Kapitalistler krize çare bulmak istiyormuş gibi yapıyor!
Evrensel ‘in haberinde, Krizlerin gerçek sorumlularının ulusal ve uluslararası düzeyde birbirleriyle ekonomik, politik ve askeri düzeyde rekabet eden şirketler ve onların hizmetinde olan devletler olduğunun altı çizildiği tutum belgesinde, şirketlerle kol kola girmiş devletlerin, yarattıkları bu krize çare bulmaya çalışıyormuş gibi yaptıklarına dikkat çekildi.
İklim krizini çözülebilmesi için bütün eşitsizlikleri ve adaletsizliklerin de birlikte çözülmesi gerektiğine vurgu yapılan tutum belgesinde şu görüşlere yer verildi:
“Dünyaya egemen olan kapitalistler kendilerinin neden olduğu krizlerden yeni fırsatlar yaratmaya çalışıyorlar. ‘Yeşil dönüşüm’ün, başına ‘sürdürülebilir’, ‘yeşil’ sıfatları ekleyerek yaptıkları yatırımların bir ‘yeşile boyama’ olduğunu, kapitalizmin hiçbir şekilde sürdürülebilir ve ‘yeşil’ olmadığını, olamayacağını biliyoruz. Ekolojik krizi sadece iklim krizine, iklim krizini de sadece karbon emisyon miktarına indirgeyen, çözümü de sadece enerji kaynağının değişimi olarak teknikleştiren yaklaşımlar iklim krizini daha da derinleştirmektedir. Yeraltı-yerüstü, denizaltı ve uzay madenciliğine bağlı olan bu ‘yenilenebilir’ enerjiler, iklim krizine çözüm olmaktan çok, krizi derinleştirici role sahipler. Enerjide dönüşüm, dünyada yeniden madencilik furyasını tetikleyerek sömürgeciliği, militarizmi ve emperyalizmi güçlendirip yaygınlaştırarak ekolojik yıkımı ve emek sömürüsünü derinleştiriyor.”
Ne yapmalı?
Tutum Belgesinde “Ne yapmalıyız” başlığı altında şu önerilere yer verildi:
1-Ekokırım suçlarının tanımlanmasını ve bir “Ekoloji Hakları Sözleşmesi” hazırlamaya başlamasını öneriyoruz.
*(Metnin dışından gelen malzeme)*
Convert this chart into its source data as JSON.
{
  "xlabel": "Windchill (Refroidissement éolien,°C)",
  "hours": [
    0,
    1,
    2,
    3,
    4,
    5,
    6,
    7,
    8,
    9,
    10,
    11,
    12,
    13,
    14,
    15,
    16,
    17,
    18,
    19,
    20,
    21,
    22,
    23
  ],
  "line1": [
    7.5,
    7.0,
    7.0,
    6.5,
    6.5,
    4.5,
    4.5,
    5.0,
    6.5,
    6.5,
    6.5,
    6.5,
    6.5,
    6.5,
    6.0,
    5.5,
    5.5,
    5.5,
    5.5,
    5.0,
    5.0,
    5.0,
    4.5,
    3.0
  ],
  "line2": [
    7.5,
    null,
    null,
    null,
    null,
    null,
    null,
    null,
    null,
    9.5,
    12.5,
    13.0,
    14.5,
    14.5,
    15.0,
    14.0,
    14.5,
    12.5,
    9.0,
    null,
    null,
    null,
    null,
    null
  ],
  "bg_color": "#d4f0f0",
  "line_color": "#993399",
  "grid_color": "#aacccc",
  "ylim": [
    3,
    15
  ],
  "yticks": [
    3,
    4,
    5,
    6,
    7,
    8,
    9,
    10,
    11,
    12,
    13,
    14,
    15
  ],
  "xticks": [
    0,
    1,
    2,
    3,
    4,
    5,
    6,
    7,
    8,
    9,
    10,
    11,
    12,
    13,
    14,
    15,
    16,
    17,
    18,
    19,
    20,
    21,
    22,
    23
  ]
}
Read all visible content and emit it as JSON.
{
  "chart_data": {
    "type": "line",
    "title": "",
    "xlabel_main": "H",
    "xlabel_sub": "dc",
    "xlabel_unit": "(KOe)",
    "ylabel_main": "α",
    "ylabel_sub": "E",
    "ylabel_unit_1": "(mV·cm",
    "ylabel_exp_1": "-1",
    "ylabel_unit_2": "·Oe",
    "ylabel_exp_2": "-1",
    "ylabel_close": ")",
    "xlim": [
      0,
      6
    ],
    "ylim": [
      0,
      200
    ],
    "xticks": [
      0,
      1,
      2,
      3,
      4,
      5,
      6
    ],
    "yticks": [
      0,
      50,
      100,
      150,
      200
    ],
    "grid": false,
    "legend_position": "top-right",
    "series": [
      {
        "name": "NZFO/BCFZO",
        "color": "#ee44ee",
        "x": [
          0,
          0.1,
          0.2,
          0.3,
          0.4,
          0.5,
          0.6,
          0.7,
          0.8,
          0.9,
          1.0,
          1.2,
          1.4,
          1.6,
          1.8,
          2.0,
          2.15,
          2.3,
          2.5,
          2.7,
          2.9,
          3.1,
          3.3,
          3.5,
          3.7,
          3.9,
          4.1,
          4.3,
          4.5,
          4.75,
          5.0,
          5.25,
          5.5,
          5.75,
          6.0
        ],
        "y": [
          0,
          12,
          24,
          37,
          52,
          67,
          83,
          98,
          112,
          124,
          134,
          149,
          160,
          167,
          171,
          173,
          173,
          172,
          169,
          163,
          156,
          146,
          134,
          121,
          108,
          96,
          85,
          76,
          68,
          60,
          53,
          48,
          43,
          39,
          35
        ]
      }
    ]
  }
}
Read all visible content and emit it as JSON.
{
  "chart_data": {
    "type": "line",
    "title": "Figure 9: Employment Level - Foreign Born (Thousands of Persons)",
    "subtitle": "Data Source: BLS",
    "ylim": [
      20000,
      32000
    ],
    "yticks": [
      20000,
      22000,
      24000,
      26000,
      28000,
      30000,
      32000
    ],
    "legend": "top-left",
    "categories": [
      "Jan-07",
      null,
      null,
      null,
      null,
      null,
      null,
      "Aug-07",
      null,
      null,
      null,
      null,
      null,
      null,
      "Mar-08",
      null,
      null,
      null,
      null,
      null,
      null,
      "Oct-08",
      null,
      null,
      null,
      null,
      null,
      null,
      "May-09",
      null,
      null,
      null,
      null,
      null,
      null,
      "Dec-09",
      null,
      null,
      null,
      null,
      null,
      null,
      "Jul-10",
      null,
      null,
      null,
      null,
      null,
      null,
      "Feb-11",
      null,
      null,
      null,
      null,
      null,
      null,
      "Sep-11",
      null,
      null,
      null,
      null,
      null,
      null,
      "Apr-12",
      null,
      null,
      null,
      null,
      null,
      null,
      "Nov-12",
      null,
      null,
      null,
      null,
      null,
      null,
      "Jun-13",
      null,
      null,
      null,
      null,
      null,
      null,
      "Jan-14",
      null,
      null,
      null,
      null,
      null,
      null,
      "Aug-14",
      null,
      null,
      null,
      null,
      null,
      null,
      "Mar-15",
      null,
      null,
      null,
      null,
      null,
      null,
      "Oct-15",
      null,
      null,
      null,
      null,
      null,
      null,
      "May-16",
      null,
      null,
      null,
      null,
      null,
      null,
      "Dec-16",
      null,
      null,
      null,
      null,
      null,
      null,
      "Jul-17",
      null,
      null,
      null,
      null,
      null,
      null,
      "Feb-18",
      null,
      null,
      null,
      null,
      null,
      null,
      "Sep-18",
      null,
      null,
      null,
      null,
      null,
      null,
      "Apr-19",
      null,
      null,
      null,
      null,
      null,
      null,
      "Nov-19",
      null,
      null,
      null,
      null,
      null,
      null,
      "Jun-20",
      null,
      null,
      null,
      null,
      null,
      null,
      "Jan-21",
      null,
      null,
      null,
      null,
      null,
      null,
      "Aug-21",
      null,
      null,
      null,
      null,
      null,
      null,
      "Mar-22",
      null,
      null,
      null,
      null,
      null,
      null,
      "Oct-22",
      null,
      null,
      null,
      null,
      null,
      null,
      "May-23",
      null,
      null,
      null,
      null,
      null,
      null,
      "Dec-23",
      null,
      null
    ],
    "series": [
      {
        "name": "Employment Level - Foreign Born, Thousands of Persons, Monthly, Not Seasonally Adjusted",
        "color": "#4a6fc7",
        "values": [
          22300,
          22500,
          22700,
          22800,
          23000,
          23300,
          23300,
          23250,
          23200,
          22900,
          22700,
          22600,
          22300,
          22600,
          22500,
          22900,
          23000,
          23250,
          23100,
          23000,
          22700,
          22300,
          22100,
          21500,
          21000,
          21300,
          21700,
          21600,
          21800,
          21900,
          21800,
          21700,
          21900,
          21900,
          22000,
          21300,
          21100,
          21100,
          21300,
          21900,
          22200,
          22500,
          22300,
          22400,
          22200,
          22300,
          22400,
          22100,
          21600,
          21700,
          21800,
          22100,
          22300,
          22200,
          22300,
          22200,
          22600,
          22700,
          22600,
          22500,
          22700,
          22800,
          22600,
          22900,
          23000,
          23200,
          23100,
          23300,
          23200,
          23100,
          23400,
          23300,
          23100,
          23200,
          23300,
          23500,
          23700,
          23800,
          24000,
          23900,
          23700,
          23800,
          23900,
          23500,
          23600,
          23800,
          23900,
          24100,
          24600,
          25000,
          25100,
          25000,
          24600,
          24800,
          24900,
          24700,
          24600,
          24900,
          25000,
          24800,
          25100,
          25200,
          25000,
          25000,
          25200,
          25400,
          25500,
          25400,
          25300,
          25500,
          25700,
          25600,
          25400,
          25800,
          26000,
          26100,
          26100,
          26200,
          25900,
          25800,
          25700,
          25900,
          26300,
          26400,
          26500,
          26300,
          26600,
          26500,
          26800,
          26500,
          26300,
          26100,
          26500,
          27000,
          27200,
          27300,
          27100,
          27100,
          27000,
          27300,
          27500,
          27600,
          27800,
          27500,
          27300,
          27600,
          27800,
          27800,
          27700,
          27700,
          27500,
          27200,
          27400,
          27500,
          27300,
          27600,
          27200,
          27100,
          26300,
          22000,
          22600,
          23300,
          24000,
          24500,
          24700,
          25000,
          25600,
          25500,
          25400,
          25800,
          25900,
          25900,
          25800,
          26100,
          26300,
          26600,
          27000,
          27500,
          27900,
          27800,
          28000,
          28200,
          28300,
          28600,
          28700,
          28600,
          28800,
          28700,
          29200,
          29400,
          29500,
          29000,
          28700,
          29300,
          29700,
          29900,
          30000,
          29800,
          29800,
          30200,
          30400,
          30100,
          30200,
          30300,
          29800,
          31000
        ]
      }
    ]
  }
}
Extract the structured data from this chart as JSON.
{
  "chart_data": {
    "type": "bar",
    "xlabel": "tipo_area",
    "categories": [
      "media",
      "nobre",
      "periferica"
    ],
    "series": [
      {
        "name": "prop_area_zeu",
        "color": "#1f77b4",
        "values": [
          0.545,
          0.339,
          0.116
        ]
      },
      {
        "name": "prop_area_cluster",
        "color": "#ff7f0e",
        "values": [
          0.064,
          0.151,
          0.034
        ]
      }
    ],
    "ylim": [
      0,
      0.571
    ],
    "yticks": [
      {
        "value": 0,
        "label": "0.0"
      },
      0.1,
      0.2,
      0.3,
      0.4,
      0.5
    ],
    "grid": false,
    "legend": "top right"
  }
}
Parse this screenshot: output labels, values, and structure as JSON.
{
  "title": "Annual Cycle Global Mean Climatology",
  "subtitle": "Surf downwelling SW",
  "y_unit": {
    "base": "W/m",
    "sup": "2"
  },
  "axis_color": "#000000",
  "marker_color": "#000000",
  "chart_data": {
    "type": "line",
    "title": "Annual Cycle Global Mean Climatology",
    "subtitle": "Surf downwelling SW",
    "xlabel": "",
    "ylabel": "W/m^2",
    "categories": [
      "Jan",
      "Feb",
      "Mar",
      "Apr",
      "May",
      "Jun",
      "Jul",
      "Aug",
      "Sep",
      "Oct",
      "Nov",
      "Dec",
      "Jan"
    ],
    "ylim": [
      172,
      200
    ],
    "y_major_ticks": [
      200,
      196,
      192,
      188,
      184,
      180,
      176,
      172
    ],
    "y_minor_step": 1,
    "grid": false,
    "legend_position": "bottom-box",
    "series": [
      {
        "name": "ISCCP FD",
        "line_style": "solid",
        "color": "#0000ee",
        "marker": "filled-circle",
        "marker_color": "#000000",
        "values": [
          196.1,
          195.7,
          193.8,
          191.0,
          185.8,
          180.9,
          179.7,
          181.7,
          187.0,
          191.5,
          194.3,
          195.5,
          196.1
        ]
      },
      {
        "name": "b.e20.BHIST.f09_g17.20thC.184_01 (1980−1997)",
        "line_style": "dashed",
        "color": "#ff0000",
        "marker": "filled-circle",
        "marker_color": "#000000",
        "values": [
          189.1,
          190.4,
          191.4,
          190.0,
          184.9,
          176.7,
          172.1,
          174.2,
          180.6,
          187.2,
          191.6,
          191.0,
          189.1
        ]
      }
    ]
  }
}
2-Her yerel mücadelenin uluslararası dayanışma ağlarınca desteklenmesini sağlamalıyız.
3-Tüm dünyada eşzamanlı eylem ve etkinlikler için dünya eylem takvimi oluşturmalıyız.
4-Yaban hayatı koruma ve geliştirme alanları ile en önemli karbon yutak alanları olan ormanların tümünün devletlerin ve şirketlerin enerji, maden projelerinden korunması için birlikte mücadele etmeliyiz.
5-İklim krizinden en çok etkilenen kadınların, yaşlıların, çocukların, gençlerin, engellilerin, yerli hakların ve yoksulların desteklendiği, tüm dezavantajlı grupların temel hak ve ihtiyaçlarını da dile getiren bir mücadele hattı geliştirilmeliyiz.
6-İklim krizi ya da savaş kaynaklı yaşanan/yaşanabilecek olan göçler için göçmen/mülteci/sığınmacılara yönelik yaşam hakkı da dahil olmak üzere tüm hak gasplarına karşı sınır güvenlik politikalarına karşı politikalar üretmeli, göçmen düşmanlığına karşı çalışmalar yürütmeliyiz.
7-Suyun ticarileştirildiği tüm projelere karşı çıkmalıyız. Yeraltı ve yerüstü sularının kirletilmesine engel olmalıyız.
Türkiye’de ekolojik yıkım manzaraları
Türkiye’nin iklim krizinden en çok etkilenen bölgelerden birinde yer aldığına dikkat çeken açıklamada, hükümetin Paris Anlaşması’na taraf olmak için verdiği “ulusal katkı beyanı”nda azaltmak bir yana 2030’da 2012’nin iki katından fazla karbon emisyonu yapmaya söz verdiği dile getirildi.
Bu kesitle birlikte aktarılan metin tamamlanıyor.